Years ago in the Hebrides I remember an old man
who would walk every morning on the gray stones
to the shore of baying seals, who would press his
hat to his chest in the blustering salt wind and say his
prayer to the turbulent Jesus hidden in the waters.
And I think of the story of the storm and the people
waking and seeing the distant, yet familiar figure,
far across the water calling to them.
And how we are all preparing for that abrupt waking
and that calling and that moment when we have to say yes!
Except it will not come so grandly, so biblically,
but more subtly, and intimately in the face
of the one you know you have to love.
So that when we finally step out of the boat
toward them we find, everything holds us,
and everything confirms our courage.
And if you wanted to drown, you could,
But you don't, because finally, after all
this struggle and all these years,
you don't want to anymore.You've simply had enough of drowning
and you want to live, and you want to love.
And you'll walk across any territory,
and any darkness, however fluid,
and however dangerous to take the one
hand and the one life, you know belongs in yours.

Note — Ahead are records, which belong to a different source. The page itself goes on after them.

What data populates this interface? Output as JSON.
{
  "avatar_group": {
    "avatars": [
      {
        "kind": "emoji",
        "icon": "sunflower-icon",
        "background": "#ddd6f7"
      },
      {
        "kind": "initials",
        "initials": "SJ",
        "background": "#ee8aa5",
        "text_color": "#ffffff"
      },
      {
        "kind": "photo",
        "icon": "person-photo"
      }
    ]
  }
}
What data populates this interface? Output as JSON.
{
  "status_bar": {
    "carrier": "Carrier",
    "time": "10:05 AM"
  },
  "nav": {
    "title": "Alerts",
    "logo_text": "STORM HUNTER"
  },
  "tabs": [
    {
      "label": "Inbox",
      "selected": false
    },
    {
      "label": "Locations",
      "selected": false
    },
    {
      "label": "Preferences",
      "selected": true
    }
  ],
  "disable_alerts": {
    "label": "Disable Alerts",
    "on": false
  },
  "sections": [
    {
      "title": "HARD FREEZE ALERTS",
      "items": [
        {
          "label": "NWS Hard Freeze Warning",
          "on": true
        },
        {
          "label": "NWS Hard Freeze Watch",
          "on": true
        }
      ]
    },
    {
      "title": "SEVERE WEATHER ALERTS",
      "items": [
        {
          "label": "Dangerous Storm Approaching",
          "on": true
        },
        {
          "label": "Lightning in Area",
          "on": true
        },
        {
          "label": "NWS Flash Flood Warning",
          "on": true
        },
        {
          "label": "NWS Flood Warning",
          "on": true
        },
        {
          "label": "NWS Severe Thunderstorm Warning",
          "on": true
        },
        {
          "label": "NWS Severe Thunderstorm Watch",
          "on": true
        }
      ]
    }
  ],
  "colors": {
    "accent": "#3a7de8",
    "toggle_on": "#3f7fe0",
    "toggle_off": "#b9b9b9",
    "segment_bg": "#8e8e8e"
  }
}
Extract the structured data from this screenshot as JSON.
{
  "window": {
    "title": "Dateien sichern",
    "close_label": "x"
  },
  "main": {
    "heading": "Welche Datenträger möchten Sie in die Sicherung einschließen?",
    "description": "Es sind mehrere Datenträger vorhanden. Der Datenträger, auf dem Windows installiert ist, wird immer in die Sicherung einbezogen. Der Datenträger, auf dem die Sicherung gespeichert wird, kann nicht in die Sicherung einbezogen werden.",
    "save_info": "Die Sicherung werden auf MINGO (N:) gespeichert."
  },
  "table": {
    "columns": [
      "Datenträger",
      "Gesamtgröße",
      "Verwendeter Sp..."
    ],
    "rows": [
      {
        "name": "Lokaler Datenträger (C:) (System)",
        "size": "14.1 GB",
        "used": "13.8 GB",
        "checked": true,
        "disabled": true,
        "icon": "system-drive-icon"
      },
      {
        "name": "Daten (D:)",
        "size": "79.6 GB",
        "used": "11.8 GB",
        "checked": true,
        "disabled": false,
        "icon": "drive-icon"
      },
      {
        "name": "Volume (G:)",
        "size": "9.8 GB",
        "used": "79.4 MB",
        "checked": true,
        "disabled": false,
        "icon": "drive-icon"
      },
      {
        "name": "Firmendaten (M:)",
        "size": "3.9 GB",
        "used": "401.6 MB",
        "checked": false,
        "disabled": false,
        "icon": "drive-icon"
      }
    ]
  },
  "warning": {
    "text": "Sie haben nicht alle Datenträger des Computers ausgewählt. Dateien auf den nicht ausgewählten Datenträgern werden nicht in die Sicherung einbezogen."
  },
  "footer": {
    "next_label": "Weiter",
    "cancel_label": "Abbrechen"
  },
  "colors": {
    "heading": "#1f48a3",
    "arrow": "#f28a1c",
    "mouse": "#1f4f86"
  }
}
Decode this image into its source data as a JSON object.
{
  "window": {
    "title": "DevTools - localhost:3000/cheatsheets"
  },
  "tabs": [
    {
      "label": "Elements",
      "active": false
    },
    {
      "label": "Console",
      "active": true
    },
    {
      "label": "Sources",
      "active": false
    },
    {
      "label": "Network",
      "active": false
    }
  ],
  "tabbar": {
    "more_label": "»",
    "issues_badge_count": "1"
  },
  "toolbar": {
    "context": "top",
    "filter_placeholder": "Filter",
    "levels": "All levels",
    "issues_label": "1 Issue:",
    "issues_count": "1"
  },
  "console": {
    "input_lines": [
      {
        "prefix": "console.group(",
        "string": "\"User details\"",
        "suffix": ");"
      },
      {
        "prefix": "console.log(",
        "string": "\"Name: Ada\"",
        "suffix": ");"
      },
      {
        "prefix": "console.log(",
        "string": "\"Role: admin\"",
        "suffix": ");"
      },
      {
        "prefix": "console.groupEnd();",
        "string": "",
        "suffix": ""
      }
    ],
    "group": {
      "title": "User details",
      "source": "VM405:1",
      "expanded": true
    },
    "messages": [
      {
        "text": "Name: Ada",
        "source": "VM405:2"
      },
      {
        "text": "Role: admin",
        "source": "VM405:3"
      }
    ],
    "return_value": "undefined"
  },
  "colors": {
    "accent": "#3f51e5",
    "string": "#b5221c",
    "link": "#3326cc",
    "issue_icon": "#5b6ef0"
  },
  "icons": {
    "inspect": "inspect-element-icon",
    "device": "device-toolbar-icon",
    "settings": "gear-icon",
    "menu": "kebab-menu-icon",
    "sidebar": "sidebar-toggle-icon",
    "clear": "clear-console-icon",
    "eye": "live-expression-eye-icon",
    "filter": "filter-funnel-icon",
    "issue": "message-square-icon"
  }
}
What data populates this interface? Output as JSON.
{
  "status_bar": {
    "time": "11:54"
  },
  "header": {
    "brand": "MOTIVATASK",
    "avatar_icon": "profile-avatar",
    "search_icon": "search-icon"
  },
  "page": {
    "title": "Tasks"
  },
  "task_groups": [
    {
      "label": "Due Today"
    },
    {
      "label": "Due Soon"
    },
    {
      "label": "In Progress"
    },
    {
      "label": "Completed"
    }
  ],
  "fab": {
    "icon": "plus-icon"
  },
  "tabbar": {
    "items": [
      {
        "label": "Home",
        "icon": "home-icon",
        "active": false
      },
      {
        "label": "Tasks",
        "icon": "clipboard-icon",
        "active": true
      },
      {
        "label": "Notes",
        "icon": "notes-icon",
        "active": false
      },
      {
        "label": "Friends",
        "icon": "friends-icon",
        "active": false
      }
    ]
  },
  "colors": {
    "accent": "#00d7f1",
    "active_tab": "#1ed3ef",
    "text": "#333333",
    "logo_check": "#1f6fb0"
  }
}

I needed this conference to be a retreat and I’m so glad it was. There is “stuff” in our Diocese. We are electing a Bishop in about six weeks. We have issues. Well, duh! Of course we do, we are church. And just why is that? Why is it all so contentious? It seems that everywhere I look lately congregations and denominations and diocese….they all have all this stuff they are wrangling about. Locally and elsewhere, so many of my pastor friends are in so much pain over things that are going on in their congregations. I think this just makes God weep….we are all God’s beloved. I keep imagining again the garden…the words we came up with….serene, playful, whole, gleeful, peaceful, unworried, well, childlike, unfettered, unselfconscious, creative, happy, laughing, flying, unlimited….and thinking, what if these were the words that described church? Wouldn’t this be the place you would really want to be? And yet, why is it not….the Lover who created us gave us the potential for this. And yet the shadow keeps winning. Not because it is so powerful, but because we refuse to acknowledge its presence. As long as we pretend it is not there it has all the power. But naming it disarms it. Allowing others to name the one they see lurking behind us that we cannot possibly see is more powerful still. But that takes trust and an even bigger step out of the boat.
Lots to reflect on, lots to pray about. Time to hit the “WIFI hot spot” now to see if this will post…then on to close the conference.